Günter Kunert, IL VECCHIO parla con la sua anima

kunertCOLLANA KREIS
Poesia tedesca contemporanea
GÜNTER KUNERT, IL VECCHIO parla con la sua anima
Traduzione di Chiara De Luca e Luca Viglialoro
Prefazione di Matteo Fantuzzi
ISBN 978-88-96263-35-8
pp. 212, € 15,00

Le contraddizioni sono il sale dell’opera di Kunert, autore per il quale davvero si può parlare di salvezza all’interno del lavoro letterario. E anche in questo senso si può leggere questo libro che non si nasconde di volere analizzare un passaggio, verso un’età e una condizione limite come quella dell’anzianità, che l’autore vive pienamente in questa sua fase. Così nell’analisi viene affrontato il termine della modifica della vita e del corpo, tra pulsioni sempre più difficili da realizzare (su tutti la componente sessuale, dai tentativi masturbatori all’assottigliamento della prestanza fisica) e movimenti sempre meno naturali, dall’infilarsi i calzini fino al passaggio attraverso gli ipermercati. Così in una costante e mal sopportata modifica del corpo, in una conta sempre più asfissiante dei conoscenti già deceduti, nella ricerca di un proprio ritmo e modo per affrontare la sopraggiungente morte tenendo in qualche modo salda la vita e in particolare la parte più “gagliarda” dell’esistenza (vissuta in parte, è bene ricordarlo, nella persecuzione nazista di cui egli stesso fu vittima) rimangono i temi cari a questo autore che sposta la denuncia sociale che lo ha reso protagonista della letteratura europea su un piano di voluta finzione privata dove a salvare è ancora, come in tanto Novecento internazionale, e in poca parte di quello italiano, l’ironia feroce e tagliente, caustica e spietata soprattutto con se stessi. Questo vecchio simile a una ciabatta usurata ricorda piuttosto che il proprio autore qualcuno di quegli stati moderni, la Germania, ma anche l’Italia o la Francia che ha vissuto anche nel recente passato un certo splendore ma che oggi soffre delle profonde crisi, non tanto economiche ma culturali, che rendono possibili le analisi.
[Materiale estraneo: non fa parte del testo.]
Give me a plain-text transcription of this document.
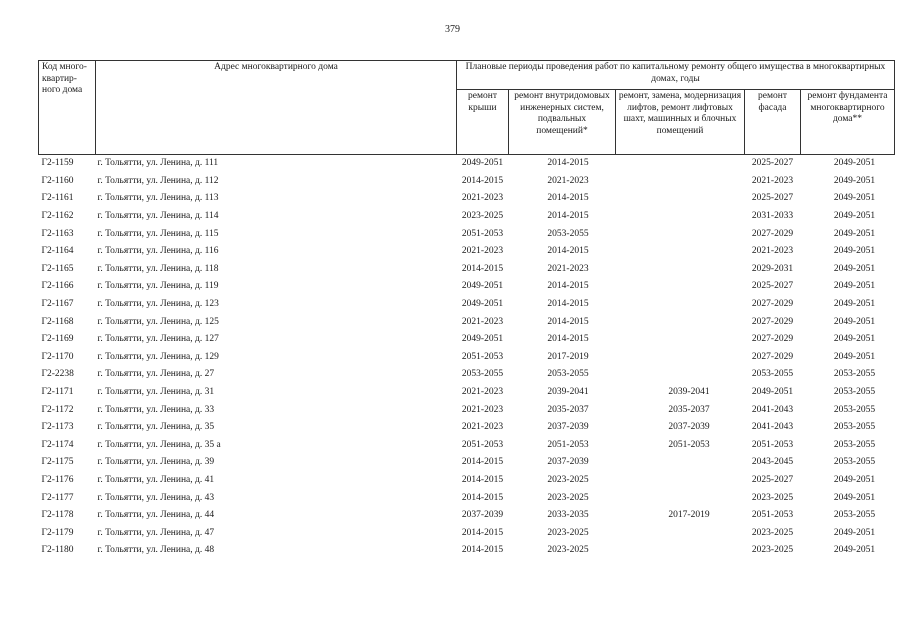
379
Код много-квартир-ного дома	Адрес многоквартирного дома	Плановые периоды проведения работ по капитальному ремонту общего имущества в многоквартирных домах, годы				
		ремонт крыши	ремонт внутридомовых инженерных систем, подвальных помещений*	ремонт, замена, модернизация лифтов, ремонт лифтовых шахт, машинных и блочных помещений	ремонт фасада	ремонт фундамента многоквартирного дома**
Г2-1159	г. Тольятти, ул. Ленина, д. 111	2049-2051	2014-2015		2025-2027	2049-2051
Г2-1160	г. Тольятти, ул. Ленина, д. 112	2014-2015	2021-2023		2021-2023	2049-2051
Г2-1161	г. Тольятти, ул. Ленина, д. 113	2021-2023	2014-2015		2025-2027	2049-2051
Г2-1162	г. Тольятти, ул. Ленина, д. 114	2023-2025	2014-2015		2031-2033	2049-2051
Г2-1163	г. Тольятти, ул. Ленина, д. 115	2051-2053	2053-2055		2027-2029	2049-2051
Г2-1164	г. Тольятти, ул. Ленина, д. 116	2021-2023	2014-2015		2021-2023	2049-2051
Г2-1165	г. Тольятти, ул. Ленина, д. 118	2014-2015	2021-2023		2029-2031	2049-2051
Г2-1166	г. Тольятти, ул. Ленина, д. 119	2049-2051	2014-2015		2025-2027	2049-2051
Г2-1167	г. Тольятти, ул. Ленина, д. 123	2049-2051	2014-2015		2027-2029	2049-2051
Г2-1168	г. Тольятти, ул. Ленина, д. 125	2021-2023	2014-2015		2027-2029	2049-2051
Г2-1169	г. Тольятти, ул. Ленина, д. 127	2049-2051	2014-2015		2027-2029	2049-2051
Г2-1170	г. Тольятти, ул. Ленина, д. 129	2051-2053	2017-2019		2027-2029	2049-2051
Г2-2238	г. Тольятти, ул. Ленина, д. 27	2053-2055	2053-2055		2053-2055	2053-2055
Г2-1171	г. Тольятти, ул. Ленина, д. 31	2021-2023	2039-2041	2039-2041	2049-2051	2053-2055
Г2-1172	г. Тольятти, ул. Ленина, д. 33	2021-2023	2035-2037	2035-2037	2041-2043	2053-2055
Г2-1173	г. Тольятти, ул. Ленина, д. 35	2021-2023	2037-2039	2037-2039	2041-2043	2053-2055
Г2-1174	г. Тольятти, ул. Ленина, д. 35 а	2051-2053	2051-2053	2051-2053	2051-2053	2053-2055
Г2-1175	г. Тольятти, ул. Ленина, д. 39	2014-2015	2037-2039		2043-2045	2053-2055
Г2-1176	г. Тольятти, ул. Ленина, д. 41	2014-2015	2023-2025		2025-2027	2049-2051
Г2-1177	г. Тольятти, ул. Ленина, д. 43	2014-2015	2023-2025		2023-2025	2049-2051
Г2-1178	г. Тольятти, ул. Ленина, д. 44	2037-2039	2033-2035	2017-2019	2051-2053	2053-2055
Г2-1179	г. Тольятти, ул. Ленина, д. 47	2014-2015	2023-2025		2023-2025	2049-2051
Г2-1180	г. Тольятти, ул. Ленина, д. 48	2014-2015	2023-2025		2023-2025	2049-2051
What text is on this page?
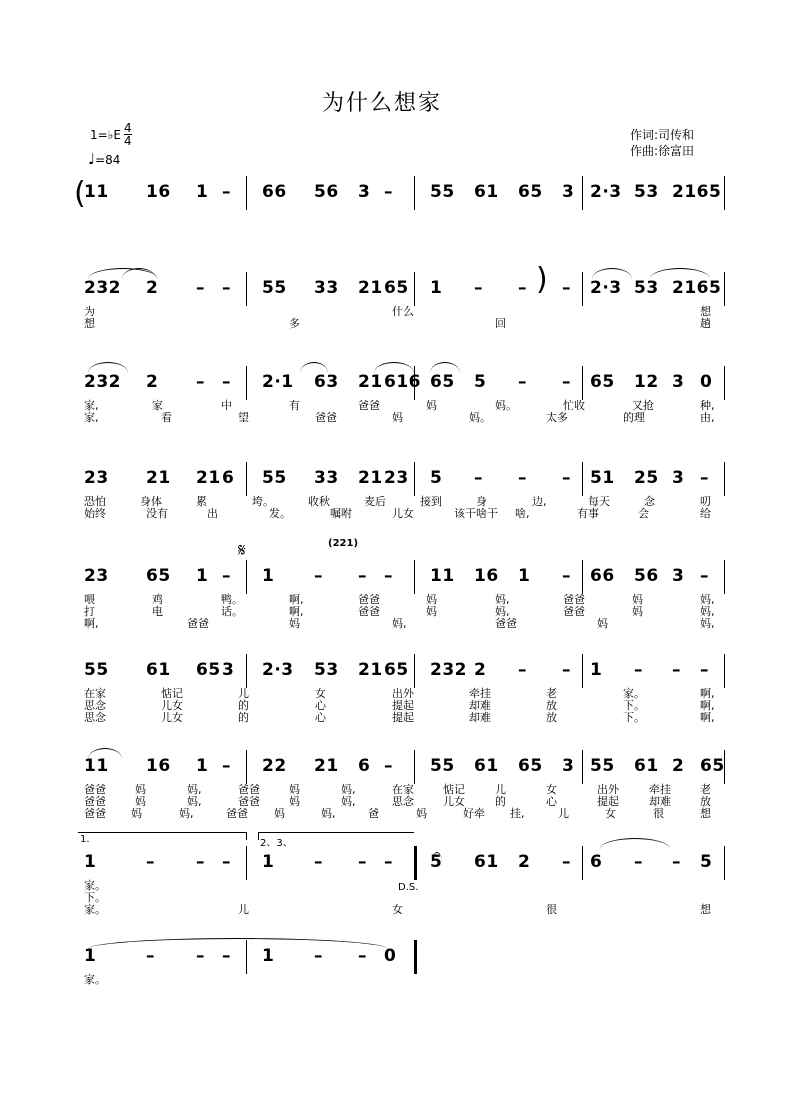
为什么想家
1=♭E 4
4
♩=84
作词:司传和
作曲:徐富田
11 16 1 – 66 56 3 – 55 61 65 3 2·3 53 2165
232 2 – – 55 33 21 65 1 – – – 2·3 53 2165
为	什么	想
想	多	回	趟
232 2 – – 2·1 63 21 616 65 5 – – 65 12 3 0
家,	家	中	有	爸爸	妈	妈。	忙收	又抢	种,
家,	看	望	爸爸	妈	妈。	太多	的理	由,
23 21 21 6 55 33 21 23 5 – – – 51 25 3 –
恐怕	身体	累	垮。	收秋	麦后	接到	身	边,	每天	念	叨
始终	没有	出	发。	嘱咐	儿女	该干啥干 啥,	有事	会	给
23 65 1 – 1 – – – 11 16 1 – 66 56 3 –
喂	鸡	鸭。	啊,	爸爸	妈	妈,	爸爸	妈	妈,
打	电	话。	啊,	爸爸	妈	妈,	爸爸	妈	妈,
啊,	爸爸	妈	妈,	爸爸	妈	妈,
55 61 65 3 2·3 53 21 65 232 2 – – 1 – – –
在家	惦记	儿	女	出外	牵挂	老	家。	啊,
思念	儿女	的	心	提起	却难	放	下。	啊,
思念	儿女	的	心	提起	却难	放	下。	啊,
11 16 1 – 22 21 6 – 55 61 65 3 55 61 2 65
爸爸	妈	妈,	爸爸	妈	妈,	在家	惦记	儿	女	出外	牵挂	老
爸爸	妈	妈,	爸爸	妈	妈,	思念	儿女	的	心	提起	却难	放
爸爸 妈	妈,	爸爸 妈	妈,	爸	妈	好牵 挂,	儿	女	很	想
1	– – – 1 – – – 5 61 2 – 6 – – 5
家。
下。
家。	儿	女	很	想
1	– – – 1 – – 0
家。
(
)
𝄋	(221)
D.S.
1.	2、3、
Kunert conosce bene la malattia che ha colpito l’Europa, descritta con tanta maestria e disincanto. Questo vecchio che in maniera ostinata cerca di vivere somiglia in qualche modo a ognuno di noi, schiacciato da un destino che pesa e che si avvicina, da un silenzio che al contrario urla, come il vecchio castagno descritto nel libro che “dolcemente lascia andare le foglie”, ma grida fino all’esasperazione. Così si compie fino in fondo la promessa di una letteratura che non si sottragga alle necessità del racconto, anzi continui con forza e rigore a portare avanti i nodi, le questioni non rinviabili che condizionano ma che in qualche modo ci rendono vivi.